Over 22 million Americans suffer from sleep apnea, which causes daytime fatigue, snoring, and even gasping for air while sleeping. According to a new study it looks like women with the sleep disorder might run the biggest risk of all. 

Women with sleep apnea appear to be at an elevated risk of getting cancer compared to men, the study published in the European Respiratory Journal concluded.

The study evaluated 20,000 adult patients from the European Sleep Apnea Database, ESADA, who had obstructive sleep apnea, the most common form of sleep apnea, which occurs when the throat muscles relax. The study cited that 2% of patients also have had a cancer diagnosis in their medical histories. 

Previous research has show that more often than others, people with sleep apnea are more likely to be diagnosed with cancer. 
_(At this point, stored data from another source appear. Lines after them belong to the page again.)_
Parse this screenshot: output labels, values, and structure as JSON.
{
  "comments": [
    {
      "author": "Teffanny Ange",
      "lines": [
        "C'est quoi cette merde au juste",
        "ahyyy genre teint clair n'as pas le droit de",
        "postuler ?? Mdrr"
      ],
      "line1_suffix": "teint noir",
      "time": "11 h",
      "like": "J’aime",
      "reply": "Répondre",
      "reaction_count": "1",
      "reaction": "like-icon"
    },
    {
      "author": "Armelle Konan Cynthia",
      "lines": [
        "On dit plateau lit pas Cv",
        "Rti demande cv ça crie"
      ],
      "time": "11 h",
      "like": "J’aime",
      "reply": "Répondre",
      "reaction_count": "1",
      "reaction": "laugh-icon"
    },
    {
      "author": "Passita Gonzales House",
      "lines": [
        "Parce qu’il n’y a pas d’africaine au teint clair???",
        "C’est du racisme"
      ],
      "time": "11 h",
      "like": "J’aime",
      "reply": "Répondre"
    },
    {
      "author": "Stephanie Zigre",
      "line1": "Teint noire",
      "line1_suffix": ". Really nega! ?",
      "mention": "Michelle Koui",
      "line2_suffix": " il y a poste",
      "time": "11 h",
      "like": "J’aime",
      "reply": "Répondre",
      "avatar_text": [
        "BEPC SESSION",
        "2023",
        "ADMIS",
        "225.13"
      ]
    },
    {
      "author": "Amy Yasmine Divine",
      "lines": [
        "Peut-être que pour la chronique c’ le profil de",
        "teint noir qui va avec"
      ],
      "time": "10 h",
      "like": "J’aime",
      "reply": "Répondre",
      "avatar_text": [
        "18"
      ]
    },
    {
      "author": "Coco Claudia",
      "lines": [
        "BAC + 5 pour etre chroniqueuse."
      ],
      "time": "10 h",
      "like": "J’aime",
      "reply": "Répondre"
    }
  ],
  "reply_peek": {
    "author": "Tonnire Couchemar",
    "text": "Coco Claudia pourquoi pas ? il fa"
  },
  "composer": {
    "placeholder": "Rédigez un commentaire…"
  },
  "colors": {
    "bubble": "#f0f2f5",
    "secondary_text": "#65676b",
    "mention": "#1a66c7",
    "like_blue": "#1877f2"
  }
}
The older a patient is the more likely their cancer risk is elevated. However, when researchers adjusted the data for age, gender, body mass index, smoking, and alcohol consumption, they found a potential link between obstructive sleep apnea and an elevated risk of cancer — and that link was highest among women.

The study authors said that women were two to three times more likely to be at risk for cancer.

While there is no indication as to why there is an association between the two, researchers noted that the focus on cancer in previous research has been on malignant melanomas, but with this new finding of a greater risk among women opens up the possibility to other cancer diagnoses.

"Cancer of the breast or womb may now become a new area. There may be a combined effect of female sex hormones and stress activation, induced by nocturnal hypoxia in sleep apnea, that can trigger cancer development or a weakening of the body’s immune system," said Dr. Ludger Grote, adjunct Professor, chief physician in sleep medicine, and study author. 

Interestingly, sleep apnea is more common in men than it is in women. Men are two to three times more likely to experience sleep apnea than women. One study found that 6% of women have moderate to severe sleep apnea while 13% of mean experience moderate to severe sleep apnea.